In Ireland we have what is described as a temperate climate. That is to say the temperature does not fluctuate too wildly. Temperatures vary from an Average of 5 degrees in January to 15 degrees average in July. But every year there comes a time when it becomes almost unbearable to be outdoors. The days become too short for the suns rays to have any meaningful effect on the air temperature and evening often threatens to arrive anytime after lunch. This can happen anytime from October to February.

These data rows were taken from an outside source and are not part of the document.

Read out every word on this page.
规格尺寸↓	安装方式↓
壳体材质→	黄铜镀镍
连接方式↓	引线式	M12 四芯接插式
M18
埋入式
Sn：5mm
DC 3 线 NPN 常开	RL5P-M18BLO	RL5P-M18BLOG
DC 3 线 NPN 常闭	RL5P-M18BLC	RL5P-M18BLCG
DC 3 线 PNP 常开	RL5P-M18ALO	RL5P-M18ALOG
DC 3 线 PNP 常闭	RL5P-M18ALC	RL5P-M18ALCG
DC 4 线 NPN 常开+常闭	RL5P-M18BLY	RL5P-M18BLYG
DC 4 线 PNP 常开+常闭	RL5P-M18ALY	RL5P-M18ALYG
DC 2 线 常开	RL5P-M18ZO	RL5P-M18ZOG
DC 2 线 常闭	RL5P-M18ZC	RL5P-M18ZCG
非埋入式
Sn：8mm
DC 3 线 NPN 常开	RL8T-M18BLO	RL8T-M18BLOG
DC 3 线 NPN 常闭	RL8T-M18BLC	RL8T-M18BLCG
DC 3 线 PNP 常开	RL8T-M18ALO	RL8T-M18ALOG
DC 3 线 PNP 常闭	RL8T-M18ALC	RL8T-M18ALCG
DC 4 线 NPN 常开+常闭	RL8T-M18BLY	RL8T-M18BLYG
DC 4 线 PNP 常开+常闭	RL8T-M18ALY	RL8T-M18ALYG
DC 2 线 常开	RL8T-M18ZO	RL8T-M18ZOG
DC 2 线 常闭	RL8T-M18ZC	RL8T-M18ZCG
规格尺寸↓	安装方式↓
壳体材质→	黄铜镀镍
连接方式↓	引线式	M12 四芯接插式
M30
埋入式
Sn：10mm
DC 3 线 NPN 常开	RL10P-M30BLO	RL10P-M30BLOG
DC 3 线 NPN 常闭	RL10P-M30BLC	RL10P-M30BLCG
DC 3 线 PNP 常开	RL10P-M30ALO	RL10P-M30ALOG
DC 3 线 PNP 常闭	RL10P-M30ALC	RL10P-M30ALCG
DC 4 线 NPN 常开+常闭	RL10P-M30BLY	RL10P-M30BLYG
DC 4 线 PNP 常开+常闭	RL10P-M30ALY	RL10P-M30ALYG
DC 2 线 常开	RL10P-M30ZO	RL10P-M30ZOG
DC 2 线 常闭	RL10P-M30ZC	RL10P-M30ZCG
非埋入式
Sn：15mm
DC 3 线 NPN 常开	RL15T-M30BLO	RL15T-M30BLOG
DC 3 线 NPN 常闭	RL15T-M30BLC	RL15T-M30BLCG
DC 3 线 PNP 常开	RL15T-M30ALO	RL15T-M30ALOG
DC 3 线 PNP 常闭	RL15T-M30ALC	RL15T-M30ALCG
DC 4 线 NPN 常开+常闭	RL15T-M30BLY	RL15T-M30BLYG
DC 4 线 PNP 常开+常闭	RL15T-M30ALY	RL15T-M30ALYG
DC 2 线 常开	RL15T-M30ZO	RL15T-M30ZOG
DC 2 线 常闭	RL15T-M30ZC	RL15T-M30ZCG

The temperature hovers in and around 3-5 degrees celsius, nothing spectacular in itself, but combined with freezing, driving rain and a steady northern wind, these conditions can be best described as Bitter.

When the outdoors seem deliberately hostile towards you there is little option but to hibernate. In Kenneth Grahame's novel 'The Wind in the Willows' , Toad, Mole, Rat and Badger know only too well, that the best place to be on a bitterly cold day is tucked up warm in front of a roaring fire preferably with a hot toddy.

But if you have the thirst for adventure or are drawn into that steel wind there can be the most dramatic and spectacular rewards. Apart from rosey red cheeks the severe weather often transforms our mountainous landscape into a stark unfamiliar spectacle in high definition.

I prefer my hot blackcurrant served from a flask on the side of hill with the sublime frozen terror of the winter landscape as my backdrop. Ideally on leeside of a holly bush.

If you're going into the hills in winter, stay safe, dress appropriately, wear a high vis vest, bring a warm drink and tell someone where you are going.